Ch 11: Redeploy chronic B and C players.

  • Redeploy B and C players to another role in the company where they can be A players, or redeploy them to another company with severance and outplacement counseling.
  • Four redeployment strategies:
  • 1. Hatchet
  • 2. Ostrich
  • 3. Topgrader (decide professionally, redeploy professionally)
  • 4. Wimp
  • Genuine sympathy + quick but fair decisions

Ch 12: Coach and keep A players.

  • Keep A players challenged, happy, and engaged.
  • Because your B and C players take up most of your time, don’t forget to appreciate your A players.
  • Invest more of your time in developing A and A potential players.
  • A players will automatically work on their strengths, so spend majority of your time helping them on their weaknesses that could sabotage their career success.
  • Some competencies are easy to improve on then others.
  • 1. Relatively Easy to Change: Risk taking, Leading edge, Education, Experience, Organization/planning, Self-awareness, Communications–oral, Communications–written, First impression, Customer focus, Political savvy, Selecting A players, Redeploying B/C players, Coaching/training, Goal setting, Empowerment, Performance management, Running meetings, Compatibility of needs
  • 2. Harder but Do-able: Judgment, Strategic skills, Pragmatism, Track record, Resourcefulness,, Excellence standards, Independence, Stress management, Adaptability, Likability, Listening,, Team player, Negotiation skills, Persuasiveness, Team builder, Change leadership, Inclusivity (diversity), Conflict management, Credible vision, Balance in life
  • 3. Very Difficult to Change: Intelligence, Analysis skills, Creativity, Conceptual ability, Integrity, Assertiveness, Inspiring followership, Energy, Passion, Ambition, Tenacity

Ch 13: Overcome obstacles to Topgrading.

  • Objection: “I can’t get my B and C players to hire A players.” Solution: Topgrade from the top down.
  • Objection: “We think we’re hiring A players, but they turn out to be B or C players in disguise.” Solution: Perform more accurate assessments using the Topgrading interview, preferably in tandem.
  • Objection: “We can’t afford to hire A players.” Solution: There are A players at every salary.
  • Objection: “I don’t want to fire loyal B and C players.” Solution: redeploy them to another role, with a narrower set of responsibilities and lower pay.

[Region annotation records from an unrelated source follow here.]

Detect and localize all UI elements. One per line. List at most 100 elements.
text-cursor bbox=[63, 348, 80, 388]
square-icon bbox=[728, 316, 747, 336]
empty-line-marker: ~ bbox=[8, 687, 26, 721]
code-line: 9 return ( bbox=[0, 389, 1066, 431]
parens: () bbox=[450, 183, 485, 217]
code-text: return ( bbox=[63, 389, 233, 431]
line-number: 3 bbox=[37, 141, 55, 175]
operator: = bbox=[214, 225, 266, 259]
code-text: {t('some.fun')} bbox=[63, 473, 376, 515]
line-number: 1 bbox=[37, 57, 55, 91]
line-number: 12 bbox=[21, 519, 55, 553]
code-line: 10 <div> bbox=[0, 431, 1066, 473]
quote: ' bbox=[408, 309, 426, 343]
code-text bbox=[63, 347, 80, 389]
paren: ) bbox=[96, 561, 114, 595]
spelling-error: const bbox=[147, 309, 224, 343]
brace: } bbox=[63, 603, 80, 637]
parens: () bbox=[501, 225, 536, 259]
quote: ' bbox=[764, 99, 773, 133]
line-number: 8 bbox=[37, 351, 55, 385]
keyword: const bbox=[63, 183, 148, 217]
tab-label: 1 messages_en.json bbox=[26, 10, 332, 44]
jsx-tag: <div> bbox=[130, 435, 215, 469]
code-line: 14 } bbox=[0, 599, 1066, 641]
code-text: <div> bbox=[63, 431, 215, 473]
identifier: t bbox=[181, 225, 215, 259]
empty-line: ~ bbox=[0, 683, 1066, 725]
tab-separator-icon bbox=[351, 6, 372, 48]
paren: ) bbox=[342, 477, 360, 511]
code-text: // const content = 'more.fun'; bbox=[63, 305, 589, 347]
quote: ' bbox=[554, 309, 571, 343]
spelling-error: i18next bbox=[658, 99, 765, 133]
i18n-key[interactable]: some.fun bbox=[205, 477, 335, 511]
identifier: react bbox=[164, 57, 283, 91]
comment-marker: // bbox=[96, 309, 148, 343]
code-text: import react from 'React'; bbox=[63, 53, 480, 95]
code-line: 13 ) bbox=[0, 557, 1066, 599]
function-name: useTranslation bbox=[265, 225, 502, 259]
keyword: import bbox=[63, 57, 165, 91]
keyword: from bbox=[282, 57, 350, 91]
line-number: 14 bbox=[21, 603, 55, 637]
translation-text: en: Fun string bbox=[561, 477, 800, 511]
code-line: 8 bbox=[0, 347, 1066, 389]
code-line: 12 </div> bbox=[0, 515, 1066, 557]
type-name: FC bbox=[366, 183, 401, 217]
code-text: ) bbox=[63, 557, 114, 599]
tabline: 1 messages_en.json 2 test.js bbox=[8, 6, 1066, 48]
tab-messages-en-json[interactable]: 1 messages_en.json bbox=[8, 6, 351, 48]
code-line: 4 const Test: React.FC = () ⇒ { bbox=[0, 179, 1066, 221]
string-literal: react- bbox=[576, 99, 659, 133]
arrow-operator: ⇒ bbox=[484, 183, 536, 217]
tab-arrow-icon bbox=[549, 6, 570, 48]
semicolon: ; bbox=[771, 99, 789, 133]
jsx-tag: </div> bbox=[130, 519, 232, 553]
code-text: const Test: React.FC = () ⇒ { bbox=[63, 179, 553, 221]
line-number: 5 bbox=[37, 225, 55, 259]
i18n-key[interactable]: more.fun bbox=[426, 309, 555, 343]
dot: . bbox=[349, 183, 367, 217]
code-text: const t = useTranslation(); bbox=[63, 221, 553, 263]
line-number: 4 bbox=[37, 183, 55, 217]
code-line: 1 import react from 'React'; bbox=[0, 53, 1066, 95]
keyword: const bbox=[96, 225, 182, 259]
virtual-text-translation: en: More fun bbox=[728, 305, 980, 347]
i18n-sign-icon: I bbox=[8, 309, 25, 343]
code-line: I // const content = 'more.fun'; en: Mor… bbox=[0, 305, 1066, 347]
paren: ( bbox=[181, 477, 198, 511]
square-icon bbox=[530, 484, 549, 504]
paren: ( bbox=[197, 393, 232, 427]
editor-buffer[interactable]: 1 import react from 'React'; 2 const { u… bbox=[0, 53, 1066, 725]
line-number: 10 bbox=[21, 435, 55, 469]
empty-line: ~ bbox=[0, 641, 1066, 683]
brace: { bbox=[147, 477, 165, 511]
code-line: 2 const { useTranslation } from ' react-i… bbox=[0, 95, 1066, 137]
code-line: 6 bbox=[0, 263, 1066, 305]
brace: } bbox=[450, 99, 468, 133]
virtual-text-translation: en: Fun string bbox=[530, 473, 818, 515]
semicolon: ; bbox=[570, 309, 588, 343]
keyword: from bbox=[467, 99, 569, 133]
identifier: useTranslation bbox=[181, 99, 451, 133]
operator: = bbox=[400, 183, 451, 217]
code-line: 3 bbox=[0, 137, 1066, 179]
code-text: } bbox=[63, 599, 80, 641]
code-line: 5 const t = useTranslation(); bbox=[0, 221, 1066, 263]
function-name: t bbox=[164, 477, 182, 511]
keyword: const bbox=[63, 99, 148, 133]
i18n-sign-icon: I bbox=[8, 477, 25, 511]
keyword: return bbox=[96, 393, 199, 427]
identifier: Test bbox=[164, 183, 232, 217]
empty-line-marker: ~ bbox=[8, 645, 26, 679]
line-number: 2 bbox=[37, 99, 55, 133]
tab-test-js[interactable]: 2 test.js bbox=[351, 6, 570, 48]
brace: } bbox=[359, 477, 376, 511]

Ch 14: Take ten steps to implement Topgrading successfully.

  • 1. All managers read Topgrading and work through the self-paced Topgrading DVD.
  • 2. Senior managers participate in a Topgrading Workshop.
  • 3. Human Resources participates in a Topgrading Workshop
  • 4. All managers who have participated in a Topgrading Workshop use tandem Topgrading interviews, Career History Form, Reference Checks.
  • 5. Topgrading consultants sometimes conduct a “second opinion”.
  • 6. Topgrading professionals or internal Topgrading interviewers assess senior managers using Topgrading interviews and 360s and prepares a professional development plan.
  • 10. Topgrading assessments (using tandem interviews along with 360s) are used before every major promotion.